The consequence of this dissonance was not only a confusion on what to optimize for, but a failure of accountability. When managers challenged lack of progress on creating a genuine need, teams could cite wanting to focus on ambitious black swans that may not connect to today’s needs. When they were challenged about insufficient ambition, teams pointed to the imperative of solving a business need.
The presence of the two contradictory objectives meant it was very difficult to say when an idea was ready to implement, and very difficult to say when an idea should be killed. Resultedly, teams continued to work on ventures to a point where they had built out enough technology that at the very least, they couldn’t be criticised for failing to meet the strict quality standards necessary for the organisation when shipped. This became the default success criterion, at the expense of ventures that actually captured those multi-billion-dollar opportunities.
When we presented our findings, management acknowledged that there were in fact two objectives, and that the dissonance was a problem.

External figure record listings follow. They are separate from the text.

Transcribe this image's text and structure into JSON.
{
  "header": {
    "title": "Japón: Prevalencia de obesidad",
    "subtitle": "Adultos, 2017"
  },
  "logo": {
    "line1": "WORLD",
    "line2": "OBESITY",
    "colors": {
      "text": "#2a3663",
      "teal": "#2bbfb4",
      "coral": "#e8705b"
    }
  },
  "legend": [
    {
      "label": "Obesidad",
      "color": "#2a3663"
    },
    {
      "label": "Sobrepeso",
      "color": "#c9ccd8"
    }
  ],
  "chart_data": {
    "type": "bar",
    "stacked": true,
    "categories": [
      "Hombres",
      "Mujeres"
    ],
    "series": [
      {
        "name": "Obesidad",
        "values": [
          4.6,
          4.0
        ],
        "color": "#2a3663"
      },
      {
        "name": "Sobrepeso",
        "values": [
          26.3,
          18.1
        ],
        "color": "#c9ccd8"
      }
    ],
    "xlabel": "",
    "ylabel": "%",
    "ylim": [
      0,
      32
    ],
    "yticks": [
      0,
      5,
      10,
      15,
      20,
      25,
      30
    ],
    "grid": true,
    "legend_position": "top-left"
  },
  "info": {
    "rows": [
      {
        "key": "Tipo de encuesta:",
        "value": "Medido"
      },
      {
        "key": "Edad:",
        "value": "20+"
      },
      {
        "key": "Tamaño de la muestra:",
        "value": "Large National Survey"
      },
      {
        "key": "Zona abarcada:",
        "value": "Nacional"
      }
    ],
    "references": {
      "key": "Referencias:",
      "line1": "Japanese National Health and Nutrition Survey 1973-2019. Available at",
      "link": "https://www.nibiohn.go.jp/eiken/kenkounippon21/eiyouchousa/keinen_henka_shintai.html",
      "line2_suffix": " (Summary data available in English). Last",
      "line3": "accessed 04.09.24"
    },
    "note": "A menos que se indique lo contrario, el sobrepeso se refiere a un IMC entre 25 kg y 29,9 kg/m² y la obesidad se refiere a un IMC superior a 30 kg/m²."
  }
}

We worked with management and venture team members to design a new innovation track that acknowledged a quota of technology-led explorations that did not have to immediately find a business need, and another quota of ideas that had to start with a clear business need, but did not need to have immediately identified a breakthrough technology. At a set point in the process, the two sides would be brought together.

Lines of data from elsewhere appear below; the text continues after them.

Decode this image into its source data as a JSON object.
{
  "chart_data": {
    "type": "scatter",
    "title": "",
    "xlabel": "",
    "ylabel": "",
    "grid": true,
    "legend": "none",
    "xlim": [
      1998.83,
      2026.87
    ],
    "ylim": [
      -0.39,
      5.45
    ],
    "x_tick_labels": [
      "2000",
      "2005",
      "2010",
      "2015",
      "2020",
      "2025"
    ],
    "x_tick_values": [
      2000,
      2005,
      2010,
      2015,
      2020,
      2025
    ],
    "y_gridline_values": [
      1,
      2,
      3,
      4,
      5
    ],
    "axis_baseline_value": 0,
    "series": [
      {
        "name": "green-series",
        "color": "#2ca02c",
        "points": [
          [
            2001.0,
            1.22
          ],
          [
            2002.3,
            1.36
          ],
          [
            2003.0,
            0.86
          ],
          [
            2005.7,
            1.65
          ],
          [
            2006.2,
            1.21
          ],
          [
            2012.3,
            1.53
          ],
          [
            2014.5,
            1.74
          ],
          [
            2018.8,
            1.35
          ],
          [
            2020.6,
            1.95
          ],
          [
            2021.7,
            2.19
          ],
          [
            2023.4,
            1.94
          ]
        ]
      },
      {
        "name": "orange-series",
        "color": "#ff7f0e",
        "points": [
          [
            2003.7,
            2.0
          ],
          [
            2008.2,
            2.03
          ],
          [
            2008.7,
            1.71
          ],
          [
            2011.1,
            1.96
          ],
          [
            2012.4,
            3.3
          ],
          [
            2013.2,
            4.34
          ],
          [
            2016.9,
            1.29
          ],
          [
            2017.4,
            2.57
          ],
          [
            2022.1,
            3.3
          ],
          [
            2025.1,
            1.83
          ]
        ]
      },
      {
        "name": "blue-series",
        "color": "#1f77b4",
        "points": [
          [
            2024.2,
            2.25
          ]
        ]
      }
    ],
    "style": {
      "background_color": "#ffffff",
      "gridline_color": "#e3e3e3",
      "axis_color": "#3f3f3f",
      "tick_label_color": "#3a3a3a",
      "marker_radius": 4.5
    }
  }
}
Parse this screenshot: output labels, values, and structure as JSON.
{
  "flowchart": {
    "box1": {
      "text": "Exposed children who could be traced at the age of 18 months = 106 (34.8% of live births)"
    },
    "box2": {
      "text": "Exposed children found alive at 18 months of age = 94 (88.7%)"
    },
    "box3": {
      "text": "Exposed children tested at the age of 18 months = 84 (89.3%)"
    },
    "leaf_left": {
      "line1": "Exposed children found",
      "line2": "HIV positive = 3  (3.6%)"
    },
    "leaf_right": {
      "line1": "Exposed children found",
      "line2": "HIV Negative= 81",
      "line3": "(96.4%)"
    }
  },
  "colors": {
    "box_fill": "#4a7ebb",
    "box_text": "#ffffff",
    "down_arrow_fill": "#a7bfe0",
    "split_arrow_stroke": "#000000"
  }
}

The next challenge was to bring a far more entrepreneurial culture to the venturing activity itself. Successful, serial entrepreneurs from our team provided roving mentoring and coaching to help the teams move more rapidly through the newly defined process. A big part of this was making technically-oriented team members comfortable with early desirability testing. Rather than just designing a process and training teams on this process, we worked hand in hand to give them the confidence to apply it.
The third part of the intervention involved creating an internal accountability system to replicate some aspects of the venture capital approach. The process enabled us to focus on clear decision points, where managers who had been trained to be internal “VCs”, were themselves coached on how to really push on whether the project was aligned with an agreed objective, whether it was going as fast as it could, and whether the experiment was truly an experiment and not a roll out in disguise.
Three powerful results came out of this work:
Speed-to-value was dramatically increased
Millions of dollars saved
New entrepreneurial skills and increased capability build
What takeaways could you apply from this process to boost your digital innovation pipeline?